Everything is pretty great. I had to hurry home to check on the ranch, the house had no damage and the yard was not flooded. Will be much better once the power is restored... thank goodness for flashlights and candies, thanks for watching.
I will try anything. In 1963 a nut case came into a Standard station where I worked. He had this stupid thing under the hood that used a roll of toilet paper. He said.if I used one with Delo 100 motor oil I wouldn't have to change the oil and my engine wouldnt wear out Oil was nasty in those days IT Took a few days for the oil to turn golden.

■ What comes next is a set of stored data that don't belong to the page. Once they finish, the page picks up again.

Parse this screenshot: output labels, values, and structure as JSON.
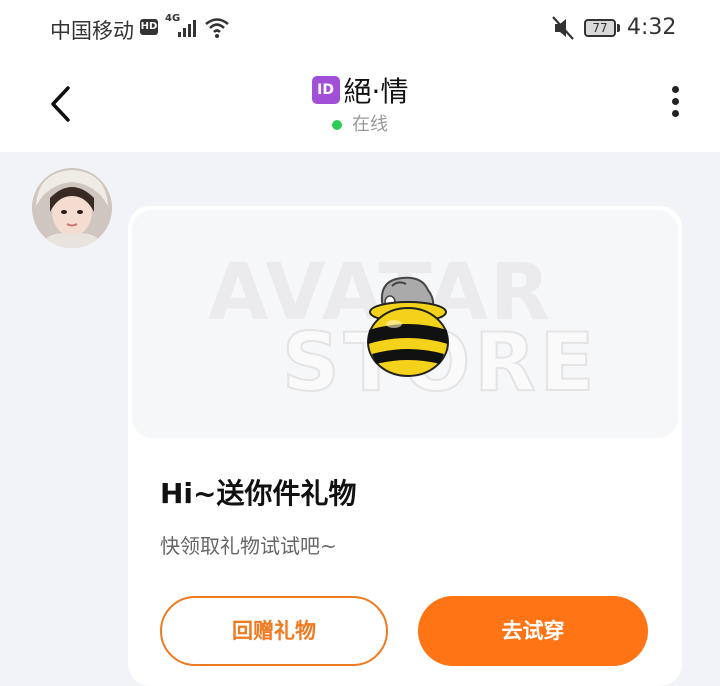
{
  "status_bar": {
    "carrier": "中国移动",
    "hd": "HD",
    "network": "4G",
    "battery": "77",
    "time": "4:32"
  },
  "header": {
    "id_badge": "ID",
    "title": "絕·情",
    "online": "在线"
  },
  "banner": {
    "watermark_line1": "AVATAR",
    "watermark_line2": "STORE"
  },
  "message": {
    "title": "Hi~送你件礼物",
    "subtitle": "快领取礼物试试吧~"
  },
  "buttons": {
    "return_gift": "回赠礼物",
    "try_on": "去试穿"
  },
  "colors": {
    "accent": "#ff7414",
    "online": "#2ecc55",
    "id_badge": "#a24fd8"
  }
}
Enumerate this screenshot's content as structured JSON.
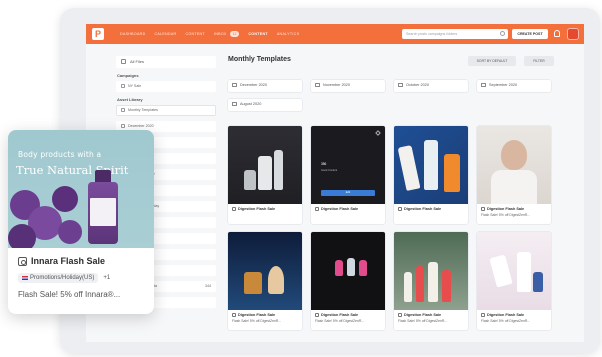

Been using them every since.the Rambler was almost new. If you put a bypass depth filter on a sludged up neglected engine you would get a fail.with these fuel injected modern engines it's a.piece of cake. In the old days I changed the toilet paper and added a quart of oil about every 2K Now it's about every 6K. Good luck with the foam. The Great Stuff didnt work in my load carrying tires
Expanded all right, right past the open bead and all over the place 😖. Next time spray the bead area with 3m 77 rubber cement and fill with air. Tire will stay on the bead. Next day, let out air... foam fill through the air stem. There will be no foam all over the freaking place, the tire will fit the rim round and square, and it will be solid. Dually mower is way cool!!!!
I couldn't get the tire to bead, the wheel actually had no bead. I tried bead sealer, but that failed too. I am ready to buy a couple of solid tires if the foam fails. More dually stuff some and thanks for watching.
I tried this for a wheelbarrow wheel, before long the foam will break to bits and just as useful as a flat, spend £5 on a new innertube or waste £5 on spray foam
Here in the states, it was $2.99 for the foam or $19 for the tube, I went with the foam as an experiment. As a fringe benefit, before long, the video will pay for the whole mower... I guess not I can afford that tube. Thanks for watching.
pretty sure just 2 holes would have sufficed.. I just feel like it would be optimal to obviously not only have the tired filled with foam as the end result, but also make sure to retain as much tire pressure as possible for double support. That stuff expands A LOT though, so im sure minimal holes would have worked as long as you kept the holes on the top as you filled it and let it expand. That way, any seepage would have just been access and nothing would have been wasted through the pressure created from expansion if a hole got blocked.. Did he remove the bad tube first?
If you were to take apiece of 1/4” rope Nylon or something similar and wrap it around yourTire in the center and tighten it, your tire will bead up on The rim, and then it will take air and seal. Put some Green flat filler sold at Walmart’s etc. in it then drive it around to distribute the Green Slime. This is one way Bikers fix a flat on their bike on the road.
You can finish out the seaon with this. But then it goes in the trash cause the foam will be broken down and far too much trouble cleaning out all that mess to actually fix it. I considered cause I can no longer get the bead to seal (even with rachet strap). The Slime can’t work if you can’t get the bead to seat. There’aS a local shop that urethane the tires..guess I’ll do that. But I’m not looking forward to hard tires.
Speaking of hard tires, the foam crumble after the rest of the season, so I dug it out and filled it with concrete. I don't think it will be going flat again. I made a video if you are interested... It rides good in the yard, but is a bit rough on the drive way. Good luck with yours and thanks for watching.